Jumat, 29 April 2016

Jelas saja aku berubah. Hanya kau saja yang tak memperhatikannya.” Aku kembali menatap gumpalan awan di langit kemerahan senja. Sebersit harapan muncul. Melewati senja bersama Adrian dengan statusku yang bukan lagi sahabatnya. Namun, kekasihnya. Tapi aku tau. Itu tidak akan mungkin terjadi. Persahabatan ini terlalu suci, menurutnya. 
“Wah! Ternyata sahabatku ini telah berubah. Berapa banyak cerita yang aku lewatkan?” Adrian memandangku dengan tatapan berseri. 
Cih. Sekeras apapun dia memohon. Aku tak akan pernah menceritakan cerita menarik sekaligus menyakitkan ini. cukup aku dan Tuhan yang tau. Aku tak ingin orang lain tau. Aku lebih senang seperti ini. berbahagia dalam diam. Juga, bersedih dalam diam. Itu menarik, kan? 
“Jelas saja kau tak pernah melewatkan satu pun ceritaku. Bukan itu maksudku. Apa kau tak sadar jika rambutku sudah berubah memanjang? Tak seperti dulu. Eh?” 
“Ah iya. Tapi, matamu tak bisa berbohong. Jujurlah. Pasti ada suatu cerita yang aku lewatkan. Ya?”  Ternyata kemampuannya membaca fikiran orang lain melalui pandangan mata belum hilang. Oh Tuhan. Dia tidak berubah. Hanya aku saja yang berubah.
“Ya. dan kau tak perlu tau.” 
“Cih. Aku sahabatmu, jelas saja aku perlu mengetahui pertumbuhan sahabatku yang mulai dewasa ini.” Adrian, bahkan aku bukan sedang bertumbuh lagi. Aku benar-benar sudah dewasa. Aku sudah merasakan cinta. Juga, sakitnya cinta. 
“Jangan remehkan aku. Jelas aku lebih dewasa.” 
“Dan aku tak kalah dewasa denganmu. Aku bahkan sudah mengenal cinta. Kau? Rasanya aneh orang sepertimu mengerti cinta.” 
Entah apa ini. tubuhku terasa lemas. Benar-benar lemas setelah mendengar ucapannya tadi. Dia mengenal cinta? 

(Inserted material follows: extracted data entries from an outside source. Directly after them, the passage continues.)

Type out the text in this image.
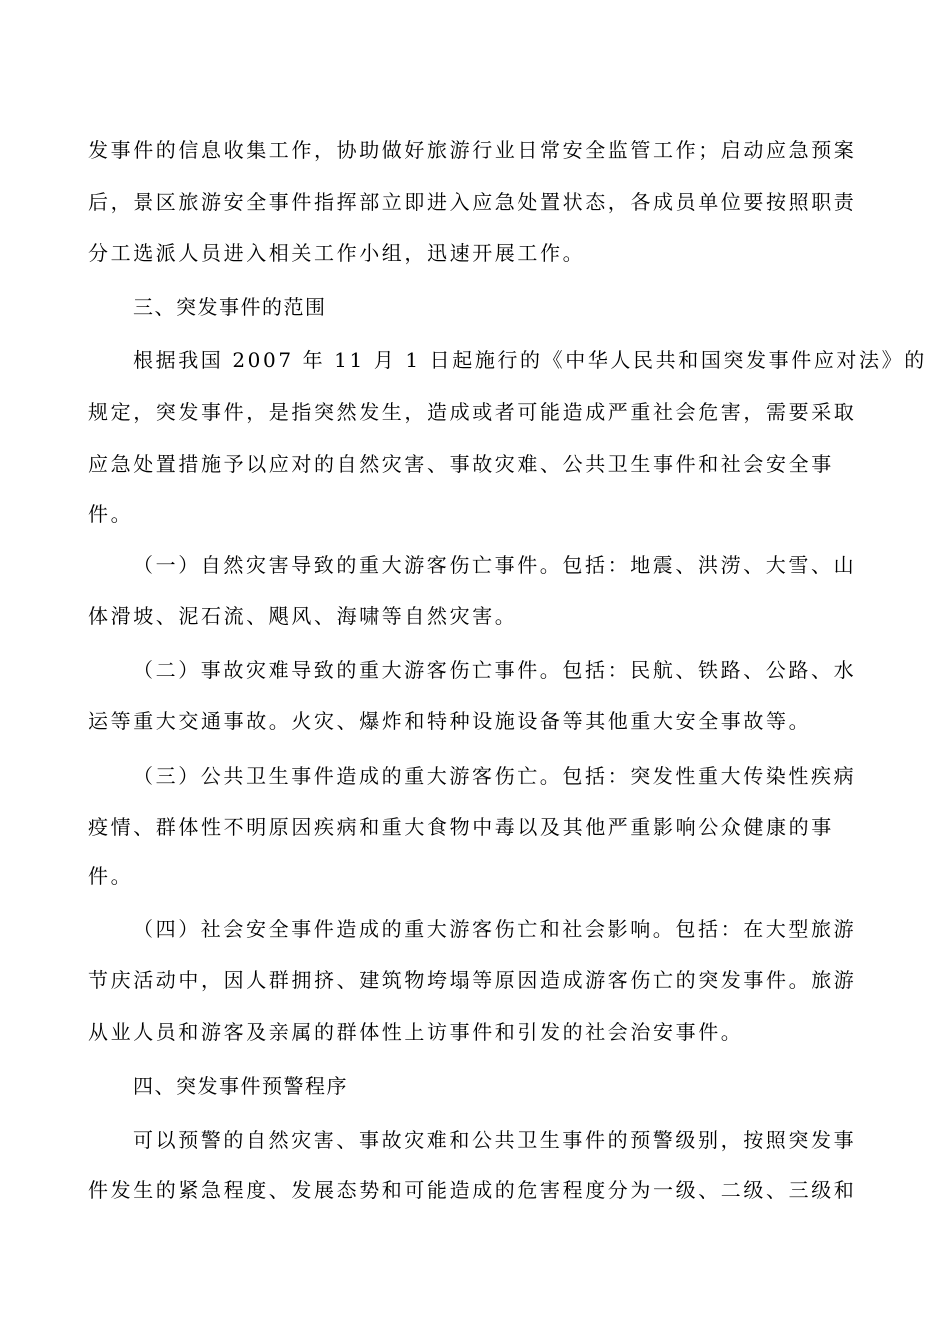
发事件的信息收集工作，协助做好旅游行业日常安全监管工作；启动应急预案
后，景区旅游安全事件指挥部立即进入应急处置状态，各成员单位要按照职责
分工选派人员进入相关工作小组，迅速开展工作。
三、突发事件的范围
根据我国 2007 年 11 月 1 日起施行的《中华人民共和国突发事件应对法》的
规定，突发事件，是指突然发生，造成或者可能造成严重社会危害，需要采取
应急处置措施予以应对的自然灾害、事故灾难、公共卫生事件和社会安全事
件。
（一）自然灾害导致的重大游客伤亡事件。包括：地震、洪涝、大雪、山
体滑坡、泥石流、飓风、海啸等自然灾害。
（二）事故灾难导致的重大游客伤亡事件。包括：民航、铁路、公路、水
运等重大交通事故。火灾、爆炸和特种设施设备等其他重大安全事故等。
（三）公共卫生事件造成的重大游客伤亡。包括：突发性重大传染性疾病
疫情、群体性不明原因疾病和重大食物中毒以及其他严重影响公众健康的事
件。
（四）社会安全事件造成的重大游客伤亡和社会影响。包括：在大型旅游
节庆活动中，因人群拥挤、建筑物垮塌等原因造成游客伤亡的突发事件。旅游
从业人员和游客及亲属的群体性上访事件和引发的社会治安事件。
四、突发事件预警程序
可以预警的自然灾害、事故灾难和公共卫生事件的预警级别，按照突发事
件发生的紧急程度、发展态势和可能造成的危害程度分为一级、二级、三级和
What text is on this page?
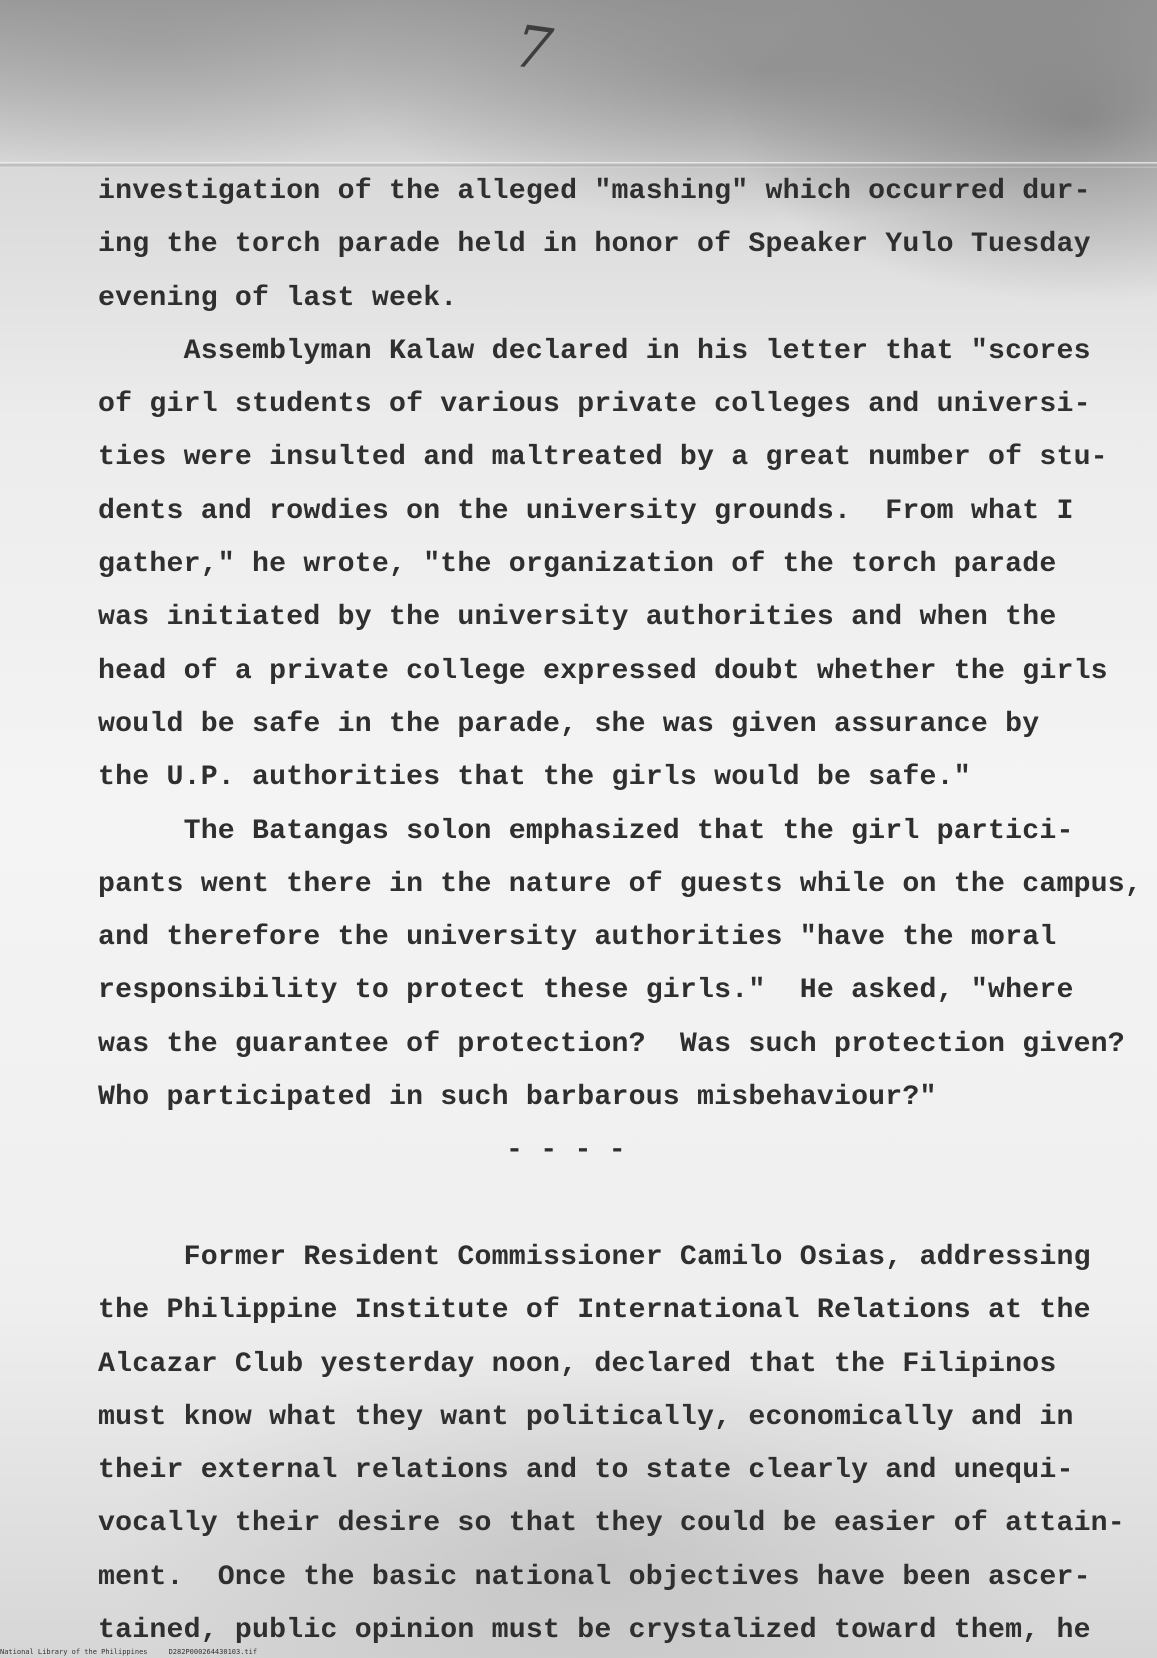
7
investigation of the alleged "mashing" which occurred dur-
ing the torch parade held in honor of Speaker Yulo Tuesday
evening of last week.
Assemblyman Kalaw declared in his letter that "scores
of girl students of various private colleges and universi-
ties were insulted and maltreated by a great number of stu-
dents and rowdies on the university grounds.  From what I
gather," he wrote, "the organization of the torch parade
was initiated by the university authorities and when the
head of a private college expressed doubt whether the girls
would be safe in the parade, she was given assurance by
the U.P. authorities that the girls would be safe."
The Batangas solon emphasized that the girl partici-
pants went there in the nature of guests while on the campus,
and therefore the university authorities "have the moral
responsibility to protect these girls."  He asked, "where
was the guarantee of protection?  Was such protection given?
Who participated in such barbarous misbehaviour?"
- - - -
Former Resident Commissioner Camilo Osias, addressing
the Philippine Institute of International Relations at the
Alcazar Club yesterday noon, declared that the Filipinos
must know what they want politically, economically and in
their external relations and to state clearly and unequi-
vocally their desire so that they could be easier of attain-
ment.  Once the basic national objectives have been ascer-
tained, public opinion must be crystalized toward them, he
National Library of the Philippines     D282P000264430103.tif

“Ternyata kau menyembunyikan ceritamu juga.” 
Aku lihat Adrian tersenyum tipis. Namun, tetap saja tak bisa menghilangkan rasa cemasku. Rasa cemas yang mendalam akan kehilangannya ketika ia mulai mengenal lima huruf menyakitkan itu. Apa aku egois? 
“Ternyata aku belum menceritakannya padamu.” Adrian menarik nafas sejenak lalu mengeluarkannya dengan sedikit kasar sebelum kembali berbicara  “Aku menyukai Cindy dan ternyata, Cindy juga menyukaiku. Kita sepasang kekasih sekarang” 
Deg! Semua seolah hancur. Bak Titanic yang berkeping-keping setelah menabrak karang. Aku hancur. 
“Oh.” 
Senin, 6 Januari 2014
Setelah mendengar pengakuannya senja kemarin, aku tak ingin menemuinya. Dan anehnya, Adrian sama sekali tak mencariku. Hanya tadi pagi ia menghampiriku untuk berangkat bersama. Namun, aku tolak. Aku tak ingin lagi mendapatkan tatapan tajamnya, gandengan tangannya, ataupun semua tentangnya. Ya, aku memang senang ketika Adrian melakukan itu padaku. Tapi itu menyakitkanku. Semua yang dilakukannya layaknya harapan besar yang sengaja diberikannya untukku. Padahal sebenarnya, itu hal yang sudah lumrah dilakukannya sejak Sembilan tahun lalu. Sejak Adrian memulai persahabatan ini. persahabatan yang menurutnya akan abadi selamanya. Persahabatan yang menurutnya terlalu suci untuk dihancurkan. Dan persahabatan yang membuatnya berjanji tak akan mencintaiku.